Neuer Verkehrssicherheitsspot im ORF präsentiert

Wien (OTS) - Auf Initiative von Innenminister Dr. Ernst Strasser starteten das Kuratorium für Verkehrssicherheit und der ORF im Jahr 2000 eine Kampagne, um unvorsichtige und gedankenlose Autofahrer aufzurütteln. In der Fortführung der Kampagne kommt neben den bereits bestehenden Spots "Rasen tötet" und "Alkohol tötet" ein neuer Spot zum Einsatz, der aufruft, nicht aufs Anschnallen zu vergessen.
"Seit 1. Jänner 2001 starben auf Österreichs Straßen 334 Menschen, davon 18 in der vergangenen Woche und fünf am vergangenen Pfingstwochenende. Insgesamt bedeutet das im Vergleich zum Vorjahr eine 'Verbesserung', gleichzeitig bedeutet es aber zwei Tote pro Tag.

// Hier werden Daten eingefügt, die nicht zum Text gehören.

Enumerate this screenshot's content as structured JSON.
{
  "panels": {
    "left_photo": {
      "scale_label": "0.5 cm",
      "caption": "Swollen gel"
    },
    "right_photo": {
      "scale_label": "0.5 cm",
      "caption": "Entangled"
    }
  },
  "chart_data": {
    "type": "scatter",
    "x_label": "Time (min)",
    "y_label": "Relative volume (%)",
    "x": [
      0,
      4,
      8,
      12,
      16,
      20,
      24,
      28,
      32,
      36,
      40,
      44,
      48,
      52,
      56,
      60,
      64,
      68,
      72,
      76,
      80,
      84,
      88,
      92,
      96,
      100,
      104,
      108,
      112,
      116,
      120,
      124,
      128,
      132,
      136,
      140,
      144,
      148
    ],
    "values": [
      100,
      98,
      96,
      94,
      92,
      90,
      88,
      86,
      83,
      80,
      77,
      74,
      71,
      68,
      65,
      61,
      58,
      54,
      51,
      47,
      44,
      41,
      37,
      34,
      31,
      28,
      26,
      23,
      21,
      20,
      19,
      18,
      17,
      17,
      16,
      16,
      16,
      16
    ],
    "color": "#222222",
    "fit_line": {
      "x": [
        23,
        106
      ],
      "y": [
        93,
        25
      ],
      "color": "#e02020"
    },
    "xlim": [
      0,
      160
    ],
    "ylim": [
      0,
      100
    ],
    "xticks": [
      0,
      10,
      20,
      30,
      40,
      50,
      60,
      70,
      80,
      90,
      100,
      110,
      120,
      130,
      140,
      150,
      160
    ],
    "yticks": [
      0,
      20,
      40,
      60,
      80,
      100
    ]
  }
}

Die beiden Spots der Verkehrssicherheitskampagne 2000 konfrontierten mit der knallharten Realität und machten durch ihre Direktheit ohne erhobenen Zeigefinger betroffen", so Innenminister Dr. Ernst Strasser anlässlich einer Pressekonferenz am Mittwoch, dem 6. Juni 2001, in den Räumen der ORF-Enterprise, bei der ein neuer Spot zum Thema Verkehrssicherheit vorgestellt wurde.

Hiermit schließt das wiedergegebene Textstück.